Perciò – come ha sottolineato Antonella Mariani su queste pagine – allo slogan «giù le mani dalle donne» sarebbe più sociale e corretto, anche politicamente, anteporre «mani tese alle donne». Mi pare siano molti gli argomenti per chiedere, anche nelle piazze, di attuare positivamente e interamente una legge purtroppo confermata da un referendum molto partecipato. Il 67% dei votanti ha deciso a suo tempo di mantenerla.

Ed è troppo facile fare, oggi, comizi ambigui in cui si dice di non voler toccare l’autodeterminazione della donna e, al tempo stesso, si mettono sul banco degli imputati donne residenti in Italia di origine straniera. Confrontiamoci invece con sincerità: qual è stata la parte della 194 più dibattuta e applicata? Le leggi presuppongono un riferimento culturale, rispondono a esigenze sociali: i due referendum – quello sul divorzio e quello per il mantenimento della legge 194 – hanno rappresentato una svolta, il primo cambio d’epoca. Il nostro Paese, catalogato 'cattolico', fece registrare una distanza mai precedentemente verificata sul grado di adesione a un patrimonio tradizionale di valori. E si riuscì, allora, a mandare in minoranza la Dc, il partito accreditato come il più coerente difensore di quello stesso patrimonio. Siamo ancora a un tornante epocale.

Gli argomenti che riguardano la tutela della salute e della vita sono all’ordine del giorno della scienza e della politica; si affacciano con una crescente urgenza, dalla denatalità alla maternità surrogata, dalle vite fragili nascenti a quelle da accompagnare alla naturale conclusione. Scienziati e tecnici possono allestire risposte, ma come porre le domande e quale risultato ottenere è compito delle classi dirigenti e di cittadini consapevoli e informati. Grande è la responsabilità di chi informa e di chi deve ricercare le informazioni. Papa Francesco ci ha ricordato che una notizia vera a metà è già una menzogna. L’imperativo dunque è andare alla fonte. Si è incaricato il coronavirus di segnalarci di nuovo e con forza come la tutela della salute sia un diritto individuale e, insieme, un interesse collettivo, come dice l’art. 32 della Costituzione.
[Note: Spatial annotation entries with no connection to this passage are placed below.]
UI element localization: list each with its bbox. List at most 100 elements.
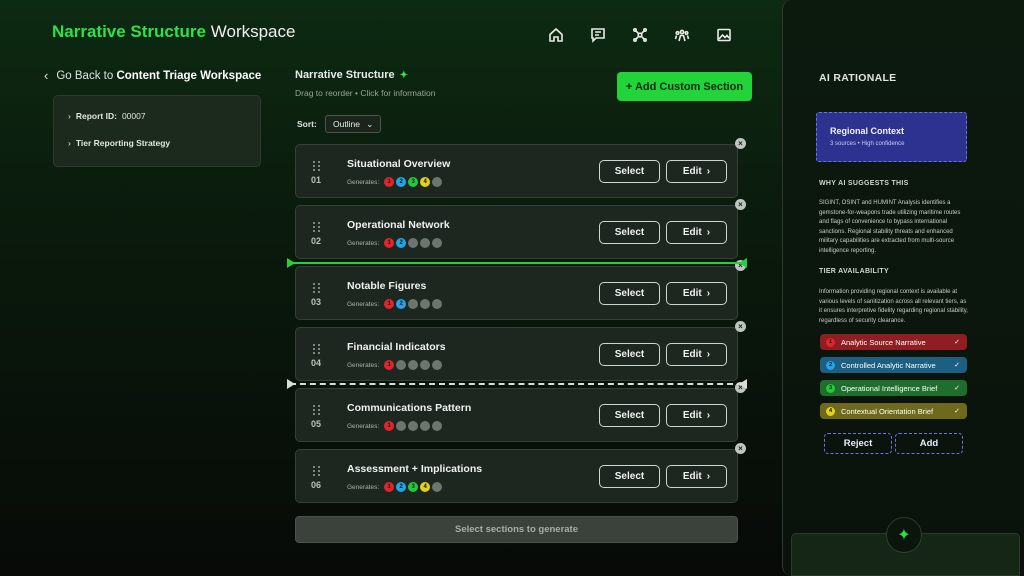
ai-assistant-button[interactable]: ✦ bbox=[886, 517, 922, 553]
tier-dot bbox=[432, 238, 443, 248]
check-icon: ✓ bbox=[954, 339, 960, 346]
generate-sections-button[interactable]: Select sections to generate bbox=[295, 516, 738, 543]
drag-handle-icon[interactable] bbox=[313, 161, 321, 171]
section-card[interactable]: 06 Assessment + Implications Generates: 1 2 3… bbox=[295, 443, 746, 503]
section-title: Operational Network bbox=[347, 219, 450, 231]
tier-dot: 2 bbox=[396, 238, 407, 248]
tier-dot: 1 bbox=[384, 482, 395, 492]
tier-dot: 2 bbox=[396, 482, 407, 492]
tier-dot: 1 bbox=[384, 177, 395, 187]
section-number: 01 bbox=[311, 175, 322, 185]
report-id-label: Report ID: bbox=[75, 111, 117, 121]
drop-indicator-right-arrow bbox=[739, 258, 747, 268]
chevron-right-icon: › bbox=[706, 288, 711, 299]
section-number: 04 bbox=[311, 358, 322, 368]
tier-pill[interactable]: 2 Controlled Analytic Narrative ✓ bbox=[820, 357, 967, 373]
select-button[interactable]: Select bbox=[599, 221, 660, 244]
drag-handle-icon[interactable] bbox=[313, 466, 321, 476]
report-id-row[interactable]: › Report ID: 00007 bbox=[68, 111, 246, 121]
section-card[interactable]: 01 Situational Overview Generates: 1 2 3 4 Sele… bbox=[295, 138, 746, 198]
tier-number-badge: 4 bbox=[826, 406, 835, 416]
people-icon[interactable] bbox=[671, 24, 693, 46]
tier-pill[interactable]: 4 Contextual Orientation Brief ✓ bbox=[820, 403, 967, 419]
select-button[interactable]: Select bbox=[599, 404, 660, 427]
rationale-title: AI RATIONALE bbox=[819, 72, 897, 84]
tier-heading: TIER AVAILABILITY bbox=[819, 268, 889, 275]
strategy-row[interactable]: › Tier Reporting Strategy bbox=[68, 138, 246, 148]
tier-dot bbox=[432, 421, 443, 431]
section-title: Situational Overview bbox=[347, 158, 451, 170]
section-card[interactable]: 04 Financial Indicators Generates: 1 Select E… bbox=[295, 321, 746, 381]
edit-button[interactable]: Edit › bbox=[666, 343, 727, 366]
generates-row: Generates: 1 2 bbox=[347, 299, 443, 309]
tier-dot bbox=[408, 360, 419, 370]
tier-dot bbox=[396, 360, 407, 370]
generates-row: Generates: 1 2 bbox=[347, 238, 443, 248]
edit-button[interactable]: Edit › bbox=[666, 282, 727, 305]
add-button[interactable]: Add bbox=[895, 433, 963, 454]
network-icon[interactable] bbox=[629, 24, 651, 46]
chat-icon[interactable] bbox=[587, 24, 609, 46]
back-link[interactable]: ‹ Go Back to Content Triage Workspace bbox=[44, 68, 261, 83]
sort-label: Sort: bbox=[297, 119, 317, 129]
tier-dot: 1 bbox=[384, 421, 395, 431]
tier-dot bbox=[420, 299, 431, 309]
back-target: Content Triage Workspace bbox=[116, 69, 262, 82]
sort-select[interactable]: Outline ⌄ bbox=[325, 115, 381, 133]
chevron-right-icon: › bbox=[706, 227, 711, 238]
drag-handle-icon[interactable] bbox=[313, 283, 321, 293]
app-title-accent: Narrative Structure bbox=[52, 22, 207, 41]
edit-button[interactable]: Edit › bbox=[666, 160, 727, 183]
section-card[interactable]: 05 Communications Pattern Generates: 1 Selec… bbox=[295, 382, 746, 442]
generates-label: Generates: bbox=[347, 361, 380, 369]
remove-section-icon[interactable]: × bbox=[735, 199, 746, 210]
tier-pill[interactable]: 1 Analytic Source Narrative ✓ bbox=[820, 334, 967, 350]
select-button[interactable]: Select bbox=[599, 282, 660, 305]
select-button[interactable]: Select bbox=[599, 465, 660, 488]
tier-dot: 2 bbox=[396, 177, 407, 187]
context-subtitle: 3 sources • High confidence bbox=[830, 141, 905, 147]
generates-label: Generates: bbox=[347, 422, 380, 430]
drop-indicator-active bbox=[290, 262, 743, 264]
remove-section-icon[interactable]: × bbox=[735, 443, 746, 454]
back-prefix: Go Back to bbox=[56, 69, 114, 82]
tier-label: Contextual Orientation Brief bbox=[841, 406, 934, 416]
remove-section-icon[interactable]: × bbox=[735, 138, 746, 149]
sort-value: Outline bbox=[333, 119, 360, 129]
generates-label: Generates: bbox=[347, 300, 380, 308]
tier-dot bbox=[432, 360, 443, 370]
reject-button[interactable]: Reject bbox=[824, 433, 892, 454]
ai-rationale-panel: AI RATIONALE Regional Context 3 sources … bbox=[782, 0, 1024, 576]
edit-button[interactable]: Edit › bbox=[666, 404, 727, 427]
tier-dot: 2 bbox=[396, 299, 407, 309]
tier-pill[interactable]: 3 Operational Intelligence Brief ✓ bbox=[820, 380, 967, 396]
remove-section-icon[interactable]: × bbox=[735, 321, 746, 332]
home-icon[interactable] bbox=[545, 24, 567, 46]
tier-dot: 1 bbox=[384, 238, 395, 248]
tier-dot bbox=[408, 238, 419, 248]
drag-handle-icon[interactable] bbox=[313, 405, 321, 415]
edit-label: Edit bbox=[682, 288, 702, 299]
chevron-right-icon: › bbox=[706, 410, 711, 421]
tier-dot bbox=[432, 299, 443, 309]
image-icon[interactable] bbox=[713, 24, 735, 46]
why-heading: WHY AI SUGGESTS THIS bbox=[819, 180, 909, 187]
tier-dot bbox=[396, 421, 407, 431]
section-number: 03 bbox=[311, 297, 322, 307]
section-title: Assessment + Implications bbox=[347, 463, 483, 475]
regional-context-card[interactable]: Regional Context 3 sources • High confid… bbox=[816, 112, 967, 162]
select-button[interactable]: Select bbox=[599, 160, 660, 183]
section-card[interactable]: 03 Notable Figures Generates: 1 2 Select Edit ›… bbox=[295, 260, 746, 320]
drag-handle-icon[interactable] bbox=[313, 344, 321, 354]
drag-handle-icon[interactable] bbox=[313, 222, 321, 232]
edit-button[interactable]: Edit › bbox=[666, 465, 727, 488]
edit-button[interactable]: Edit › bbox=[666, 221, 727, 244]
edit-label: Edit bbox=[682, 471, 702, 482]
tier-number-badge: 2 bbox=[826, 360, 835, 370]
drop-placeholder-left-arrow bbox=[287, 379, 295, 389]
edit-label: Edit bbox=[682, 166, 702, 177]
select-button[interactable]: Select bbox=[599, 343, 660, 366]
section-card[interactable]: 02 Operational Network Generates: 1 2 Select E… bbox=[295, 199, 746, 259]
add-custom-section-button[interactable]: + Add Custom Section bbox=[617, 72, 752, 101]
structure-title-text: Narrative Structure bbox=[295, 69, 395, 81]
Ma ha anche reso evidente quanto siamo interdipendenti e quanto scienza e ricerca appartengano alla umanità tutta, senza confini. Quando subentrano paure si cercano più affannosamente rimedi, ma la vita chiede di essere difesa con costanza e coerenza. Se la si riduce a oggetto di contesa politica e viene meno il limpido impegno nel difenderla, sempre e comunque, si rischiano pericolosi pendii scivolosi. Di questo le forze che si dichiarano e vogliono essere progressiste devono rendersi conto e conto devono saperne tenere.